29.   Selon la jurisprudence, l’article 3, paragraphe 1, sous c), de la directive sur les marques poursuit un intérêt public spécifique, à savoir que tous les signes et indications pouvant servir à désigner des caractéristiques des produits ou services pour lesquels l’enregistrement est demandé doivent pouvoir être à la libre disposition de tous (10). L’intérêt public de ne pas permettre d’enregistrer et de protéger comme marque une combinaison de mots qui est descriptive est clair. Un enregistrement de cette nature empêcherait d’autres entreprises (et donc des concurrents éventuels) d’employer des termes évidents pour décrire leurs produits aux consommateurs (11), en leur infligeant de la sorte un handicap sur le plan de la concurrence. Cela heurterait directement l’objectif de la directive sur les marques qui met en place une harmonisation partielle en vue d’éliminer «des disparités qui peuvent entraver la libre circulation des produits ainsi que la libre prestation des services et fausser les conditions de concurrence dans le marché commun» (12).

 Analyse sous l’angle de l’article 3, paragraphe 1, sous b), de la directive sur les marques et/ou de l’article 3, paragraphe 1, sous c), de ladite directive

30.   Ce qui importe pour examiner sous l’angle de l’article 3, paragraphe 1, sous b), de la directive sur les marques et/ou de l’article 3, paragraphe 1, sous c), de la même directive si une marque est (respectivement) dépourvue de caractère distinctif ou est descriptive des produits ou des services pour lesquels l’enregistrement est demandé (13), c’est la perception qu’en ont les «milieux intéressés». Dans la définition qui en est donnée, les milieux intéressés sont constitués par le commerce et le consommateur moyen de ces produits ou services, normalement informé et raisonnablement attentif et avisé (14).

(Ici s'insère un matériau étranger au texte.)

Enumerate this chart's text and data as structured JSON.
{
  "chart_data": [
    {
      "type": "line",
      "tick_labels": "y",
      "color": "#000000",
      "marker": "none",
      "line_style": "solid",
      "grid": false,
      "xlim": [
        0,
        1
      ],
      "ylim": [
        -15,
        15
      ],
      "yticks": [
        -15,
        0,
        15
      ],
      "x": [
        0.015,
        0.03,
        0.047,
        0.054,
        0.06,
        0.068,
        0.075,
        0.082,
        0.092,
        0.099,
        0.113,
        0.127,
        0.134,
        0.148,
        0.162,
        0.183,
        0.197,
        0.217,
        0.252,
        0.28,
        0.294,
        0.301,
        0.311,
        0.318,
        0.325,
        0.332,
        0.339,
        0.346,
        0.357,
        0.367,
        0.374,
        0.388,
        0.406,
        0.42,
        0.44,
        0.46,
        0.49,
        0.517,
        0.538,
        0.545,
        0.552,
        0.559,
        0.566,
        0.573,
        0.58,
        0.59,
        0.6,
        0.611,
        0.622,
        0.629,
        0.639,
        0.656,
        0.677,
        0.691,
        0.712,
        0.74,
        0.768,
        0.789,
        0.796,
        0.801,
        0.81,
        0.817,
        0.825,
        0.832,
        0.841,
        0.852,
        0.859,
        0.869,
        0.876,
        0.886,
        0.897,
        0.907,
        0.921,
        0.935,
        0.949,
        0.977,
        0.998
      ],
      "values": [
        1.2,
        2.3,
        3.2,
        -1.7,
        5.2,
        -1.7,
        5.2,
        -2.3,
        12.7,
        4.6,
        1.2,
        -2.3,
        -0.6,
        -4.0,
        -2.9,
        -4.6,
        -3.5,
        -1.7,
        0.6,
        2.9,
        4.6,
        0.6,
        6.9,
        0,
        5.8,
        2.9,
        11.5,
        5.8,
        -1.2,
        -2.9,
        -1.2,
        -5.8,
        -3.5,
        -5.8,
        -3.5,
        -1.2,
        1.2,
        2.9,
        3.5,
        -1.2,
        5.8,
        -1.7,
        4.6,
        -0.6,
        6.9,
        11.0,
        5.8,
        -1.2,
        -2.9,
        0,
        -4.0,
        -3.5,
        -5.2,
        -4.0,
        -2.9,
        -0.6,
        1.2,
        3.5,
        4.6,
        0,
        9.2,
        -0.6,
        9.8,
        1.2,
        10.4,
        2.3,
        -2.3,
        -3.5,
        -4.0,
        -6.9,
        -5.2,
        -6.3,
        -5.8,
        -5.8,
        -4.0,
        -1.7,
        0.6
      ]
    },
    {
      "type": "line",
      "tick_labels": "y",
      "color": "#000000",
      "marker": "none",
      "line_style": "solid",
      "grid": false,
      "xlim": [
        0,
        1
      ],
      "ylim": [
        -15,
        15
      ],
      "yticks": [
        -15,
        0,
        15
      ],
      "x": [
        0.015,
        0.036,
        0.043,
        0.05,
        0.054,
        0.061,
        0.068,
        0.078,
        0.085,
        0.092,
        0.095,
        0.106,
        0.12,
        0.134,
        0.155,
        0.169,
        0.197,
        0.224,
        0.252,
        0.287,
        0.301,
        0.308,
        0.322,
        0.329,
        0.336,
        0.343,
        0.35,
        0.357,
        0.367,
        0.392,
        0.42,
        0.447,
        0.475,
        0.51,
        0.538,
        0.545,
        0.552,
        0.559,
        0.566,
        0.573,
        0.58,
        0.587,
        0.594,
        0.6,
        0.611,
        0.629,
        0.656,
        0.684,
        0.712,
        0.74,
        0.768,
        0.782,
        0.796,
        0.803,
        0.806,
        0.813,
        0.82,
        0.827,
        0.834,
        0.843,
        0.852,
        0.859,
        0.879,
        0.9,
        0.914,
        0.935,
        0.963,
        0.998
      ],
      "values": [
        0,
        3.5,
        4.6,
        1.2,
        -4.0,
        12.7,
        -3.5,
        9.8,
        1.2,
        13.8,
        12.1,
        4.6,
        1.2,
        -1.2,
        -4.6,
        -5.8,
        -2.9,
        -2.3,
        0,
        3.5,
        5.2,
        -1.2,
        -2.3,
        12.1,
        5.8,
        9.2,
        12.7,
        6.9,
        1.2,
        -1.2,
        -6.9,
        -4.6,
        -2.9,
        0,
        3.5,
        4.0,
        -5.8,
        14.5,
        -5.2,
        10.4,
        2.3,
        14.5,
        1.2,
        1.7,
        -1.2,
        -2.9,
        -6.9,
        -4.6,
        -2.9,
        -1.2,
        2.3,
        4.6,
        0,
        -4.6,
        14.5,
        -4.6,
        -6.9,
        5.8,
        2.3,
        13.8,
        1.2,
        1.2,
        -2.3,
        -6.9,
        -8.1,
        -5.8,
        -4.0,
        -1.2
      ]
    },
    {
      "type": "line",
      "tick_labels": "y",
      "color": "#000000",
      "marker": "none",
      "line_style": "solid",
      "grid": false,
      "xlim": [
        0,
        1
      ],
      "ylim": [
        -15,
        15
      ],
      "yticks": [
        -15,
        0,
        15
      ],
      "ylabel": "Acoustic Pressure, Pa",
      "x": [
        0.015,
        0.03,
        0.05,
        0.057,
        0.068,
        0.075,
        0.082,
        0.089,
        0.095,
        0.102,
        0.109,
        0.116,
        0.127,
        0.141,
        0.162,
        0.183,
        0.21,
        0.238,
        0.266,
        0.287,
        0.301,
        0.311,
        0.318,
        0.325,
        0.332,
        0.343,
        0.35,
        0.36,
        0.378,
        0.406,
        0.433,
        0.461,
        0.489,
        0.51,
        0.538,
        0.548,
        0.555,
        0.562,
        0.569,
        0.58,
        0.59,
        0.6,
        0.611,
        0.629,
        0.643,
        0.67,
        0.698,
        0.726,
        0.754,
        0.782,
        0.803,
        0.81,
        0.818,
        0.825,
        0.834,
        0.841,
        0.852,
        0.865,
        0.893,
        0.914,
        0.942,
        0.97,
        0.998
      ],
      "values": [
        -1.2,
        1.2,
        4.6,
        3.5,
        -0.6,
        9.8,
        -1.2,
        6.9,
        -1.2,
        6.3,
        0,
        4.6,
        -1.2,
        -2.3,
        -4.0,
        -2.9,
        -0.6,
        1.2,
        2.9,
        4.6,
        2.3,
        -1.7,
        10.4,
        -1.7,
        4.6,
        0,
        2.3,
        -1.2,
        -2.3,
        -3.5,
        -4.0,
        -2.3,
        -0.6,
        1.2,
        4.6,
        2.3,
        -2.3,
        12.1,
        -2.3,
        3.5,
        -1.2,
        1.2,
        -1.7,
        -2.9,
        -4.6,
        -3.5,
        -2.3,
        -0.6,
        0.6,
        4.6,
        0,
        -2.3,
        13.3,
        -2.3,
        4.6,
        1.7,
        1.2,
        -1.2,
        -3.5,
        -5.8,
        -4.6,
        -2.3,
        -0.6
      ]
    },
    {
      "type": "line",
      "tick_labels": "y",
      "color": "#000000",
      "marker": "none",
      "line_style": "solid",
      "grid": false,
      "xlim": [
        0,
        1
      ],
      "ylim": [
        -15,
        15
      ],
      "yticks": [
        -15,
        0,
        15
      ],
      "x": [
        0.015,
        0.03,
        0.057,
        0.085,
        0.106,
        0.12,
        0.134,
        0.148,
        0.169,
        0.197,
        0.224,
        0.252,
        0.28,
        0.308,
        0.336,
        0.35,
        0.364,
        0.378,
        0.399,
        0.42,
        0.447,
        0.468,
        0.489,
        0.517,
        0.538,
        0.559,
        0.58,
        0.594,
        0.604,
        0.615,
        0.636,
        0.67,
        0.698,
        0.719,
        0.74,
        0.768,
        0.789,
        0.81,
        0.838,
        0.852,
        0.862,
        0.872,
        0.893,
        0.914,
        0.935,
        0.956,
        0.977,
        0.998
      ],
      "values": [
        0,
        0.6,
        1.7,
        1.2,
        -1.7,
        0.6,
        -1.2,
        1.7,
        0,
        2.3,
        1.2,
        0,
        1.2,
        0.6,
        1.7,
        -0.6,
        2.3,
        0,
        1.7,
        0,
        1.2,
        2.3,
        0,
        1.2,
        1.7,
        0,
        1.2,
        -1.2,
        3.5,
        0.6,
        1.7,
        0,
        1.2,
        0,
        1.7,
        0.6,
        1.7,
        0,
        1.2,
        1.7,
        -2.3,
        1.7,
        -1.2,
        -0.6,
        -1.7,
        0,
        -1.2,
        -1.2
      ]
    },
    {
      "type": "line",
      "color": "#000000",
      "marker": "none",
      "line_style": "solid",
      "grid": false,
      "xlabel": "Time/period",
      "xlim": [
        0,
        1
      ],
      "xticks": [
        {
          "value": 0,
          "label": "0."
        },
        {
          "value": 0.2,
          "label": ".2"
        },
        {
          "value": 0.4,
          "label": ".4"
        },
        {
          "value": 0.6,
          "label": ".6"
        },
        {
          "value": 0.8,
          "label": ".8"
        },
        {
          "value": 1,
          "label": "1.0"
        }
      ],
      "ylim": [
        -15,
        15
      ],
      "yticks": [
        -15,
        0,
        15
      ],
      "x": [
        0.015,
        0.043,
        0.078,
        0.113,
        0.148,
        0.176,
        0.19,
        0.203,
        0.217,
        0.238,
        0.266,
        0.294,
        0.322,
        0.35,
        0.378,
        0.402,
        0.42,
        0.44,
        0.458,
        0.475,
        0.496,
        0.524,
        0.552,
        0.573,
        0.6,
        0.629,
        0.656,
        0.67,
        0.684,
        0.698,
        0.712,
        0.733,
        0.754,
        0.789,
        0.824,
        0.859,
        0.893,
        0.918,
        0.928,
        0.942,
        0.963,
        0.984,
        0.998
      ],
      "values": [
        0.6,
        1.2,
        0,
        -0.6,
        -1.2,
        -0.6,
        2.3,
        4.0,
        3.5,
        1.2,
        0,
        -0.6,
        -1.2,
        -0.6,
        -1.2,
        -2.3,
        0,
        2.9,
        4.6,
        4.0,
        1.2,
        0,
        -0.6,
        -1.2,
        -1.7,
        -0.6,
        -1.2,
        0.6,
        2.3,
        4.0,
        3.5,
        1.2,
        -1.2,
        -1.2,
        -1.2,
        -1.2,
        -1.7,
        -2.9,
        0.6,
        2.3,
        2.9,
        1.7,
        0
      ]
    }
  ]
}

31.   La Cour a reconnu que, en raison des différences linguistiques, culturelles, sociales et économiques entre les États membres, une marque qui est dépourvue de caractère distinctif ou est descriptive des produits ou des services concernés dans un État membre ne le soit pas dans un autre État membre (15) et puisse dès lors être régulièrement enregistrée dans ce deuxième État membre. De surcroît, la Cour a récemment indiqué que l’article 3, paragraphe 1, sous b) et c), de la directive sur les marques ne s’oppose pas à l’enregistrement dans un État membre, en tant que marque nationale, d’un vocable emprunté à la langue d’un autre État membre dans laquelle il est dépourvu de caractère distinctif ou est descriptif des produits ou des services pour lesquels l’enregistrement est demandé, à moins que les milieux intéressés dans l’État membre dans lequel l’enregistrement est demandé soient aptes à identifier la signification de ce vocable (16).

32.   Autrement dit, des vocables qui ont un sens du fait de leur aptitude à décrire des produits ou des services ne peuvent pas être enregistrés en tant que marques, mais là où ils sont dépourvus de sens en raison de différences linguistiques, ils ne peuvent pas avoir de fonction descriptive. Aucun motif tiré de l’article 3, paragraphe 1, de la directive sur les marques ne s’oppose dès lors à leur enregistrement.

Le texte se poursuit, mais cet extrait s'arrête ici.